Among those who have opted in to the program, faculty enthusiasm seems high, with some caveats. Jennifer Borgo, an associate professor of biology with a passion for undergraduate research, said she’s already teaching two courses according to the new schedule: a sophomore biology core class on ecology and evolution, and an upper-level biology elective called Behavioral Ecology. In both, Borgo tries to incorporate hands-on activities, in-class assignments and videos.

The ecology and evolution block has been somewhat difficult to manage, given that the class already has a three-hour weekly lab; Borgo said she has to fight the tendency to go long on lectures but breaks them up with active learning exercises and videos.

Borgo has “absolutely loved” the schedule for Behavioral Ecology, which has no lab period, however. “Fridays have been my time for exploration,” she said. During the first block, for example, Borgo assigned students an organism and they had to come up with questions, hypotheses and an experimental design.

“Given the emphasis I place on testing [predictions] in the class, I thought the students would greatly benefit from the activity,” she said. “And they did -- they were actively engaged and excited while working with their mealworms and beetles.” The second block will consist of a field trip to Carolina Sandhills National Wildlife Refuge, inspired by a conversation on helping behavior (nestlings from previous years that stick around and help the following year’s offspring); a typical species that displays such behavior is the red-cockaded woodpecker, and the class hopes to see some.

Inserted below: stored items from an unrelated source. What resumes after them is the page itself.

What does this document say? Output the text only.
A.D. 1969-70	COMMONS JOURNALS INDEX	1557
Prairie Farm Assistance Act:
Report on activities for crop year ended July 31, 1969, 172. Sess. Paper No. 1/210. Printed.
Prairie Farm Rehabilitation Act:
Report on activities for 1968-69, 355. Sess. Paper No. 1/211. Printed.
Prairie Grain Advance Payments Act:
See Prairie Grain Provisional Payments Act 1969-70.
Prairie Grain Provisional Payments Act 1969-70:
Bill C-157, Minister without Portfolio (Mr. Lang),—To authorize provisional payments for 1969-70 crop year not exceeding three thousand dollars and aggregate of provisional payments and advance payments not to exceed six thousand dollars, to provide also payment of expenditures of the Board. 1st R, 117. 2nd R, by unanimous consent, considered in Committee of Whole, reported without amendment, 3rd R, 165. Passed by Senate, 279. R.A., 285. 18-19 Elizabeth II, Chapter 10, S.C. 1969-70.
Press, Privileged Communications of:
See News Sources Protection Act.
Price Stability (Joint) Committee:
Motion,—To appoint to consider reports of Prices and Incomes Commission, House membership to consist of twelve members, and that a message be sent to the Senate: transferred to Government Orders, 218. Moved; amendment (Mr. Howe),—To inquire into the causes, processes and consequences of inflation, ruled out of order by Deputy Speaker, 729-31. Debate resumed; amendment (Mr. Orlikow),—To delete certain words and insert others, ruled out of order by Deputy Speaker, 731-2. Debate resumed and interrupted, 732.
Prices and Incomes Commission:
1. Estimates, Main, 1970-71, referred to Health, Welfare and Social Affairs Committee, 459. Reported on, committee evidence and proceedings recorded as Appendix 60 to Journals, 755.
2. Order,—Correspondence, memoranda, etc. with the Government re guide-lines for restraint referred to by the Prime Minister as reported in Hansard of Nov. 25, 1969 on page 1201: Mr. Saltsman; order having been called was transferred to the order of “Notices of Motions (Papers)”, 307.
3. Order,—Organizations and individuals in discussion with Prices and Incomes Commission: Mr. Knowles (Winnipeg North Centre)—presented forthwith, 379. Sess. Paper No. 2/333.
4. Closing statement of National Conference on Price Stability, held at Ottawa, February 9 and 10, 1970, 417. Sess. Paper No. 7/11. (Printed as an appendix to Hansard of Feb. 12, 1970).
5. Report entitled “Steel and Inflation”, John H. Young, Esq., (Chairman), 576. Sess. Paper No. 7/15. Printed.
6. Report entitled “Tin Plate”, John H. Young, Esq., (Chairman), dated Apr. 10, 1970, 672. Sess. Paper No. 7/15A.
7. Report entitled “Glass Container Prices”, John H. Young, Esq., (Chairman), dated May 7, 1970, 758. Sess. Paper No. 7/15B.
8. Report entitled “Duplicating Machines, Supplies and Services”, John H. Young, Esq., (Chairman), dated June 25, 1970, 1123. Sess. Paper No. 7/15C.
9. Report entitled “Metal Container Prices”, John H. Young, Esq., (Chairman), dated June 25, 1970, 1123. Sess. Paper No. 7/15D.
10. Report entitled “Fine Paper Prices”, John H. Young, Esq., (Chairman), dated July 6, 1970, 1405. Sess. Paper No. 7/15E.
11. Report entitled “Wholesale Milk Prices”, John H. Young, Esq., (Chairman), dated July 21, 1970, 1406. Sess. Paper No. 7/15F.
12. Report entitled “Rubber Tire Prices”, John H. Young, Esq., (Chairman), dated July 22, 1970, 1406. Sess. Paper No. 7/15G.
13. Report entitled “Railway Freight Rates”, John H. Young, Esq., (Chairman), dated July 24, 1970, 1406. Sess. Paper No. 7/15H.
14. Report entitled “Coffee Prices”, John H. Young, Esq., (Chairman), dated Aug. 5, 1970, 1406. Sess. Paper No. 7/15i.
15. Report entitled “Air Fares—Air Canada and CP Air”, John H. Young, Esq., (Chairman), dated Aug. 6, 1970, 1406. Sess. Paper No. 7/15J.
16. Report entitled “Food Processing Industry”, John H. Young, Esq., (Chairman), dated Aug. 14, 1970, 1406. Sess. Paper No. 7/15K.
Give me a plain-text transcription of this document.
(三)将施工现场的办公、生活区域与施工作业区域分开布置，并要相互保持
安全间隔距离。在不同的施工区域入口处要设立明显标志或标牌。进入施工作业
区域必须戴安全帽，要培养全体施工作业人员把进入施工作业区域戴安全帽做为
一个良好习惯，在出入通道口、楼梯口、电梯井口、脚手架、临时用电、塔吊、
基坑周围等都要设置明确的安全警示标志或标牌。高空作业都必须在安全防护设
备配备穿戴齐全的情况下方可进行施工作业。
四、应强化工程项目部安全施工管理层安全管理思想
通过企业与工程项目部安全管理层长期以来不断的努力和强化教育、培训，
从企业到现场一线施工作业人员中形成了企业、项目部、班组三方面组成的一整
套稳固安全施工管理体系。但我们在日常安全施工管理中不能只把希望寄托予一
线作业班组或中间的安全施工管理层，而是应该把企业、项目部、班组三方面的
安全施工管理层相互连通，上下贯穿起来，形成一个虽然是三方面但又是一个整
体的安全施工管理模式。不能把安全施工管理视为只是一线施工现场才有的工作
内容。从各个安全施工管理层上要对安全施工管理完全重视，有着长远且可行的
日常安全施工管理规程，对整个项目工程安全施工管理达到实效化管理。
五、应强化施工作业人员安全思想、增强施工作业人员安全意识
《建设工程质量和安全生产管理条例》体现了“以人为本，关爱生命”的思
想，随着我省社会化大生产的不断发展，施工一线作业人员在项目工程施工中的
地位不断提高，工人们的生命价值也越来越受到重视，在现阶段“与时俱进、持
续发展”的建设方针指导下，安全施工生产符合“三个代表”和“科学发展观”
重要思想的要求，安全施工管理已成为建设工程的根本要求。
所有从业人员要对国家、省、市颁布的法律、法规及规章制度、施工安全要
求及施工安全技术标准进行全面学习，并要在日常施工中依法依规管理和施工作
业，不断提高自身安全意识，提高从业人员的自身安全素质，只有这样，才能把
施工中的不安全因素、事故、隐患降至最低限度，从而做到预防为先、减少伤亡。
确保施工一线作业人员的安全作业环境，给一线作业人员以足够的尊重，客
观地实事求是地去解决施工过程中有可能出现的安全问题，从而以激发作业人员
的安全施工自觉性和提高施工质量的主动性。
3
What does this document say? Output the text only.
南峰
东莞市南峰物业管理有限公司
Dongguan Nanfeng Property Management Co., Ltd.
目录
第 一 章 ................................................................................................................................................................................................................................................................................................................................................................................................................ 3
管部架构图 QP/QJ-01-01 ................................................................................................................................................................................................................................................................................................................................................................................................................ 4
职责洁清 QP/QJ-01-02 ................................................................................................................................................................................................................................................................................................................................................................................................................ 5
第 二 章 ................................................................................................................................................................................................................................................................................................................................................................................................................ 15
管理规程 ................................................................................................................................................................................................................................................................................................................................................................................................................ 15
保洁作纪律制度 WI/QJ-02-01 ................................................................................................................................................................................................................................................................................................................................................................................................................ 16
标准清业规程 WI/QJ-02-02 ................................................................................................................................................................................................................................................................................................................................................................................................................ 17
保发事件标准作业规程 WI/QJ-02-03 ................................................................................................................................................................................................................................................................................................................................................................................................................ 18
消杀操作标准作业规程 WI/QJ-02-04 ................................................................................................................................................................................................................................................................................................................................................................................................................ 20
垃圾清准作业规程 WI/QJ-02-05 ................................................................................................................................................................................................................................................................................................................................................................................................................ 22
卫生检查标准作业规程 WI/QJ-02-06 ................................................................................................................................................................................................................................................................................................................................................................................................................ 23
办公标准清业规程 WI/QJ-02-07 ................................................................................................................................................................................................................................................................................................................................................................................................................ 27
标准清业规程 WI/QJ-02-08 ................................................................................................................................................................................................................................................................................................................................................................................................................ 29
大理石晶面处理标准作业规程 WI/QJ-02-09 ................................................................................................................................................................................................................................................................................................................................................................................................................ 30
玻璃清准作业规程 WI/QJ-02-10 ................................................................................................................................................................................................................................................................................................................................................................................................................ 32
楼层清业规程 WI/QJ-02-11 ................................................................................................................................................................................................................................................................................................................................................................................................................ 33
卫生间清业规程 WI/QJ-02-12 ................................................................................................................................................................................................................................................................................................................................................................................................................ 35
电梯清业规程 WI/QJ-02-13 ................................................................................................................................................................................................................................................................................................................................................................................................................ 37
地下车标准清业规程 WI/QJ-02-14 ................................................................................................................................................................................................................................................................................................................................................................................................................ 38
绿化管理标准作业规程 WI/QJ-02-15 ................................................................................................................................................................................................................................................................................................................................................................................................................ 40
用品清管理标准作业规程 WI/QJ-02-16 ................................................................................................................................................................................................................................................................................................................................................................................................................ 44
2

Joshua Webb, an assistant professor of theater, said, "From the beginning, I felt I was at something of an advantage in teaching under the new modified [schedule]." His courses in technical theater tend to be hands-on, he said, so "planning longer lab sessions every other Friday is not only easy but quite valuable to my students."

Additional uses of the block period will include environmental science students visiting the campus’s Kalmia Gardens, business professors taking students to nonprofits and businesses, and the Quantitative Literacy Center having students in targeted gateway math courses meet in small sections on Mondays and Wednesdays and a in big block on every other Friday. Students in Spanish will have regular consultations and feedback sessions with professors and extra time for cross-cultural activities.

Some professors who want to teach in blocks were not able to this semester, due to scheduling. Joseph Flaherty, director of undergraduate research and assistant professor of biology, said he soon hopes schedule allows him to teach this way. More recent innovations in teaching and pedagogy, such as active learning, seem to be highly constrained by relatively short class meeting times, he added.

“My hopes will be that once students and faculty adjust to the new schedule and realize the potential benefits, we will expand and include most, if not all, of our semester courses into the new framework,” Flaherty said.

Over all, reactions from both students and faculty to the new schedule are “what you might expect -- initially expressing some uncertainty but eventually realizing what’s possible," he said. "I anticipate the trajectory of opinion from both students and faculty to continue on a positive path.”

Parkinson said Coker opted not to study the effects of the first semester of blocks, beyond anecdotes. In the future, however, he said, the college will engage its institutional research staff to measure  success; composition classes that are taught both in the new and “old” style are likely candidates for study.

Coker President Robert L. Wyatt said he believes that the new course blocks will help meet students where they are, since most high schools in the college’s recruiting areas now have block schedules.

“I think this is consistent with thinking and looking at the needs of the ‘homeland generation,’” he said, referring to today’s undergraduates.